Son las innumerables mujeres sin nombre que fueron víctimas de homicidio, a menudo descubiertas hace décadas, pero cuyos casos se enfriaron porque sus nombres nunca se conocieron. El proyecto se centra en devolverles sus nombres y dignidad.



3. ¿Quién está detrás de este equipo?

El equipo central está liderado por investigadores y periodistas de varios países europeos, que a menudo colaboran con antropólogos forenses, genealogistas genéticos e historiadores. Una figura clave es el reportero de crímenes neerlandés Mick van Wely, quien ha sido instrumental en varias identificaciones.



4. ¿Por qué solo mujeres?

Si bien muchas víctimas no identificadas son hombres, este proyecto destaca específicamente a las mujeres porque están sobrerrepresentadas entre las personas no identificadas a largo plazo en Europa y sus casos a menudo reciben menos atención histórica y mediática.



5. ¿Cómo puede una persona simplemente ser olvidada?

Antes de las bases de datos modernas y la tecnología de ADN, si se encontraba un cuerpo sin identificación y ningún reporte local de persona desaparecida coincidía, el caso a menudo quedaba sin resolver.

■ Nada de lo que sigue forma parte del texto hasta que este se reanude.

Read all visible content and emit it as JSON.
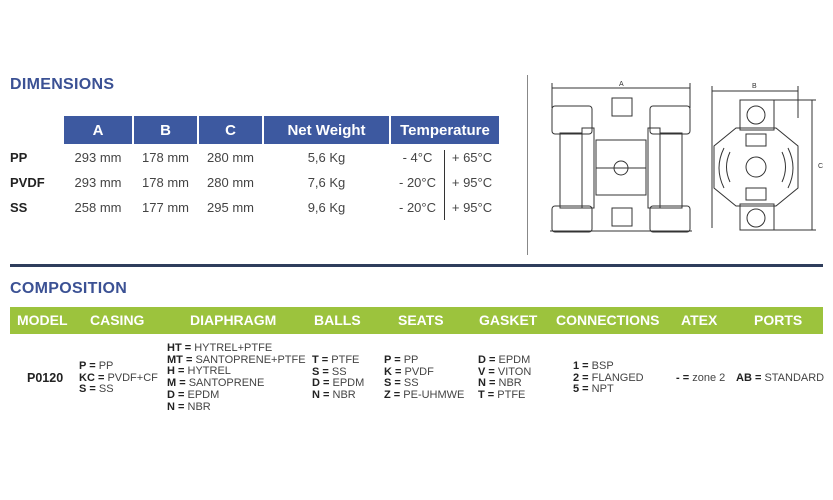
{
  "dimensions": {
    "title": "DIMENSIONS",
    "headers": [
      "A",
      "B",
      "C",
      "Net Weight",
      "Temperature"
    ],
    "rows": [
      {
        "label": "PP",
        "a": "293 mm",
        "b": "178 mm",
        "c": "280 mm",
        "weight": "5,6 Kg",
        "tmin": "- 4°C",
        "tmax": "+ 65°C"
      },
      {
        "label": "PVDF",
        "a": "293 mm",
        "b": "178 mm",
        "c": "280 mm",
        "weight": "7,6 Kg",
        "tmin": "- 20°C",
        "tmax": "+ 95°C"
      },
      {
        "label": "SS",
        "a": "258 mm",
        "b": "177 mm",
        "c": "295 mm",
        "weight": "9,6 Kg",
        "tmin": "- 20°C",
        "tmax": "+ 95°C"
      }
    ],
    "drawing_labels": {
      "a": "A",
      "b": "B",
      "c": "C"
    }
  },
  "composition": {
    "title": "COMPOSITION",
    "headers": [
      "MODEL",
      "CASING",
      "DIAPHRAGM",
      "BALLS",
      "SEATS",
      "GASKET",
      "CONNECTIONS",
      "ATEX",
      "PORTS"
    ],
    "model": "P0120",
    "casing": [
      {
        "k": "P",
        "v": "PP"
      },
      {
        "k": "KC",
        "v": "PVDF+CF"
      },
      {
        "k": "S",
        "v": "SS"
      }
    ],
    "diaphragm": [
      {
        "k": "HT",
        "v": "HYTREL+PTFE"
      },
      {
        "k": "MT",
        "v": "SANTOPRENE+PTFE"
      },
      {
        "k": "H",
        "v": "HYTREL"
      },
      {
        "k": "M",
        "v": "SANTOPRENE"
      },
      {
        "k": "D",
        "v": "EPDM"
      },
      {
        "k": "N",
        "v": "NBR"
      }
    ],
    "balls": [
      {
        "k": "T",
        "v": "PTFE"
      },
      {
        "k": "S",
        "v": "SS"
      },
      {
        "k": "D",
        "v": "EPDM"
      },
      {
        "k": "N",
        "v": "NBR"
      }
    ],
    "seats": [
      {
        "k": "P",
        "v": "PP"
      },
      {
        "k": "K",
        "v": "PVDF"
      },
      {
        "k": "S",
        "v": "SS"
      },
      {
        "k": "Z",
        "v": "PE-UHMWE"
      }
    ],
    "gasket": [
      {
        "k": "D",
        "v": "EPDM"
      },
      {
        "k": "V",
        "v": "VITON"
      },
      {
        "k": "N",
        "v": "NBR"
      },
      {
        "k": "T",
        "v": "PTFE"
      }
    ],
    "connections": [
      {
        "k": "1",
        "v": "BSP"
      },
      {
        "k": "2",
        "v": "FLANGED"
      },
      {
        "k": "5",
        "v": "NPT"
      }
    ],
    "atex": [
      {
        "k": "-",
        "v": "zone 2"
      }
    ],
    "ports": [
      {
        "k": "AB",
        "v": "STANDARD"
      }
    ]
  },
  "colors": {
    "header_blue": "#3d59a0",
    "title_blue": "#3b5194",
    "composition_green": "#9cc33d"
  }
}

La víctima se convertía en un número de archivo, su identidad desvaneciéndose de la memoria pública.



Proceso y Métodos



6. ¿Cómo se identifica realmente a alguien después de tanto tiempo?

El equipo utiliza un enfoque de múltiples pasos: reexaminando archivos de casos antiguos y pertenencias, aplicando técnicas forenses modernas y, crucialmente, usando genealogía genética —subiendo el ADN de la víctima a bases de datos públicas para encontrar parientes lejanos y construir un árbol genealógico.



7. ¿Qué es la genealogía genética y cómo ayuda?

Es el uso de pruebas de ADN combinadas con investigación genealógica tradicional. Al encontrar incluso coincidencias genéticas lejanas en bases de datos de ADN de consumo, los investigadores pueden reconstruir un árbol genealógico para determinar la identidad de la víctima.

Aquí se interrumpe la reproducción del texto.